No man is the wiser for his learning it may administer matter to work in, or objects to work upon but wit and wisdom are born with a man.
About This Quote
John Selden (1584–1654), an English jurist, antiquary, and Member of Parliament, was famed in his lifetime as much for his conversation as for his scholarship. Many of his most quoted remarks survive not from formal treatises but from table-talk—observations recorded by others after his death. This saying reflects a common early modern distinction between “learning” (book knowledge acquired through study) and “wisdom” or “wit” (judgment, practical intelligence, and native capacity). In Selden’s milieu—where humanist education was prized but also criticized for pedantry—such a remark functions as a caution against mistaking erudition for sound judgment.
Interpretation
Selden argues that learning, by itself, does not make a person wiser.
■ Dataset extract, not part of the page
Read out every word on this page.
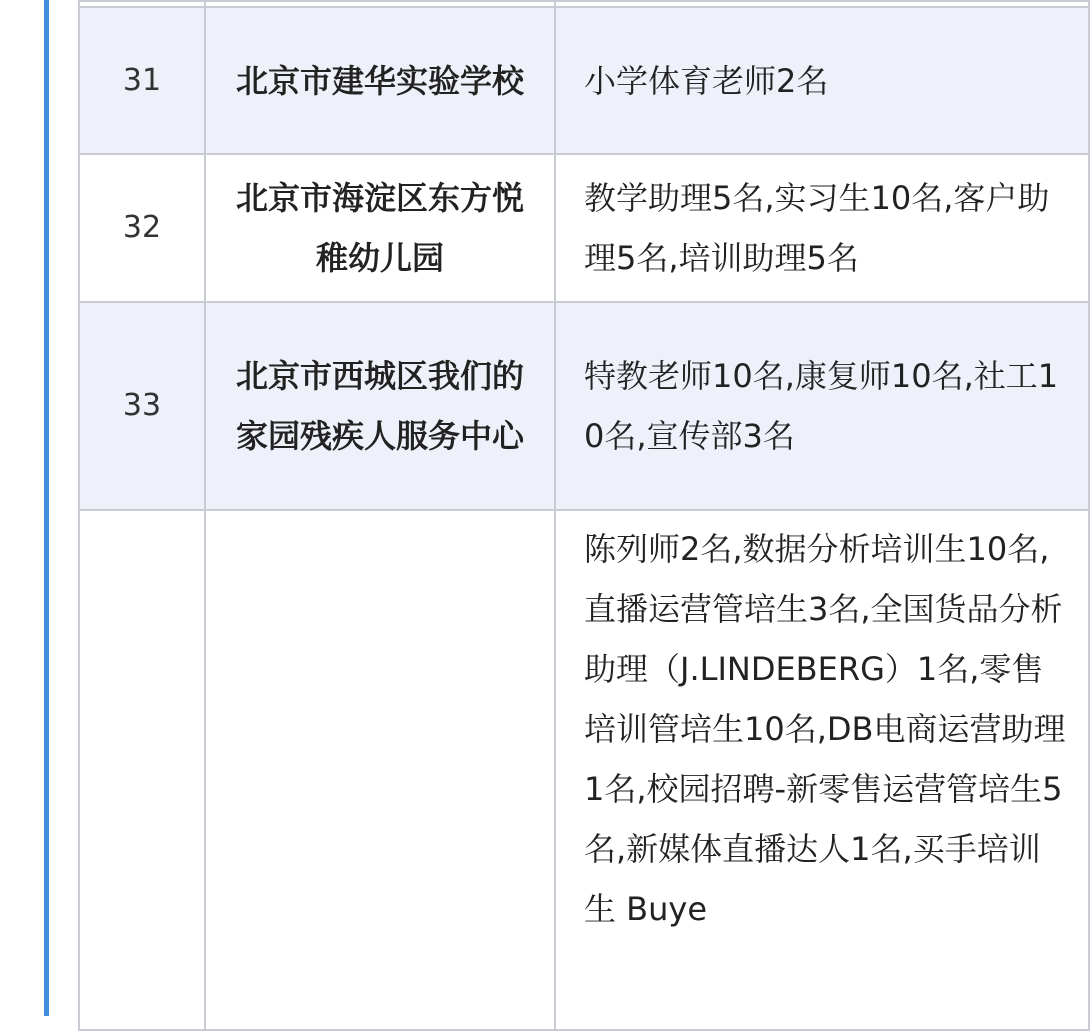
31	北京市建华实验学校	小学体育老师2名
32	北京市海淀区东方悦稚幼儿园	教学助理5名,实习生10名,客户助理5名,培训助理5名
33	北京市西城区我们的家园残疾人服务中心	特教老师10名,康复师10名,社工10名,宣传部3名
		陈列师2名,数据分析培训生10名,直播运营管培生3名,全国货品分析助理（J.LINDEBERG）1名,零售培训管培生10名,DB电商运营助理1名,校园招聘-新零售运营管培生5名,新媒体直播达人1名,买手培训生 Buye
Study can supply raw materials—facts, examples, “objects to work upon”—but the ability to use them well depends on an inborn faculty: wit and wisdom. The point is not anti-intellectual; it acknowledges the utility of education while insisting that judgment is a separate quality. The quote critiques pedantry and the mere accumulation of knowledge, implying that true wisdom lies in discernment, proportion, and the capacity to apply learning to life. It also reflects a broader early modern skepticism about whether education can fundamentally change character or native ability.
Source
John Selden, "Table-Talk" (posthumously published from notes by Richard Milward); commonly cited under the topic "Learning."